Digital culture can help promote political change, claimed Brazilian Minster of Culture and Grammy award-winning singer-songwriter Gilberto Gil in a lecture last Friday at the Omni Hotel. Speaking about the role of mass media in today's society, Gil offered a refreshing perspective on Internet rights, copyright and digital culture. The lecture was sponsored by Media@McGill and the McGill Institute for the Study of Canada.
"There is a general feeling of there being no hope on the horizon for humanity, particularly when we see so much violence and corruption everywhere, in communities and in governments," Gil said. He countered such pessimism, however, by insisting that new forms of culture can advance political change.
"Radical changes are only possible at specific historical moments," he said. "Cultural, environmental and digital policies can play a fundamental role in the reshaping of traditional political systems."
As the Brazilian Minister of Culture, Gil has made efforts to combine digital technologies with social capabilities, such as the construction of hundreds of "cultural hot spots," where under-privileged people have access to free computers, software and the Internet. According to Gil, the Internet has created a space where people have the ability to be autonomous and free from government control.
"Many cultures need to learn that digital technological devices are tools for better cultural performance," he said. "Social change starts when we can all understand cyberspace as a territory of our own."

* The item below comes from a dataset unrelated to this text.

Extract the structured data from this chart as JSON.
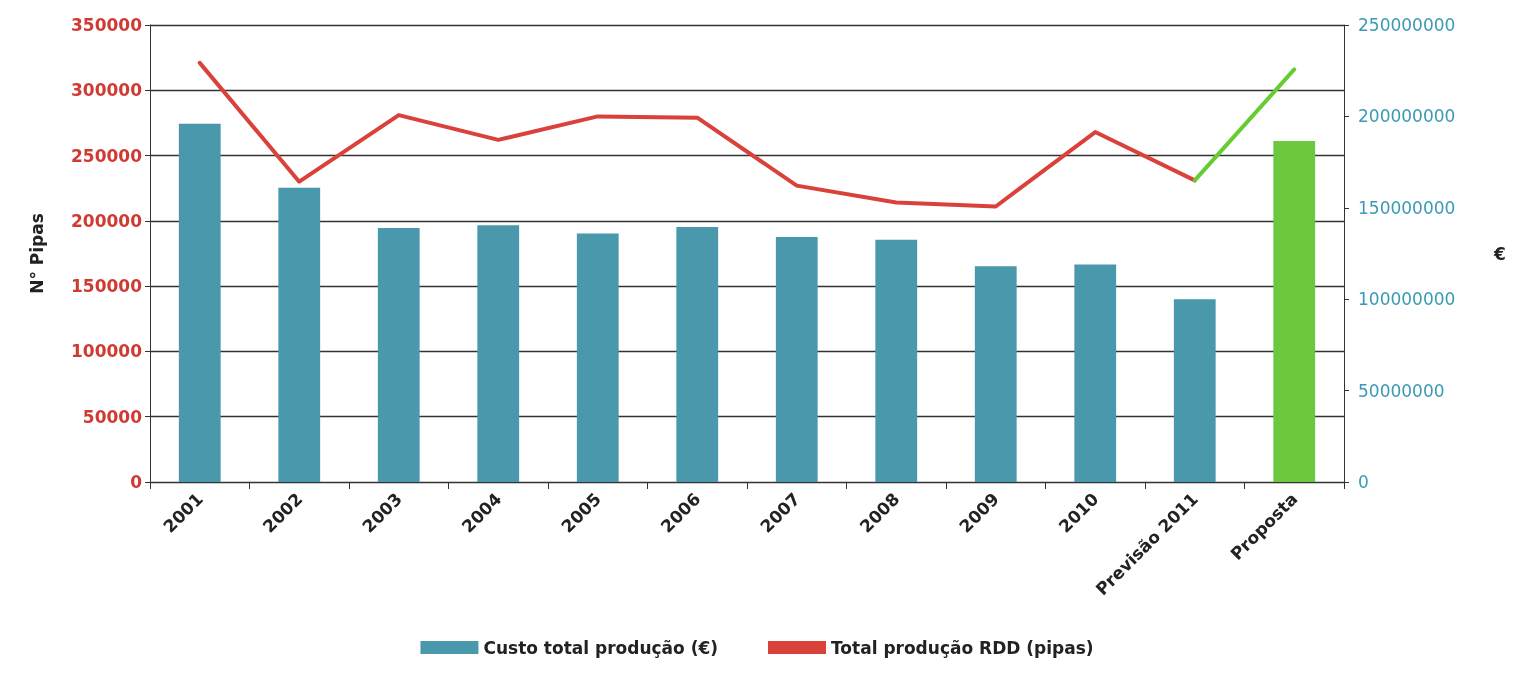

As a musician, Gil is a long-time proponent of political activism. During the 1960s he was an integral part of the Música Popular Brasileira movement and was arrested in 1968 for 'anti-government activity.' Today, Gil is a supporter of artist's rights, but still strongly advocates more leniency in digital property regulation. By his reckoning, the ability to publish and to share one's own creation is essential in achieving self-empowerment.
"A person should learn to upload before they learn to download," he added. In Brazil, he explained, many talented individuals, such as musicians and athletes, are not given the recognition they deserve, while fame and fortune goes to producers, agents, and other business people. This kind of exploitation can be avoided in the digital world, he proposed, by putting artists more directly in the spotlight.
Even digital revolutions have seen enormous resistance, however, and corporations and governments have tried to block new possibilities. Gil did not deny the negative sides to these technologies and the fact that they can be used against social interest, but stressed the importance of both humanizing and politicizing them.
"We must make them available," he said, "otherwise they might fall into politician's hand, and we all know what that means."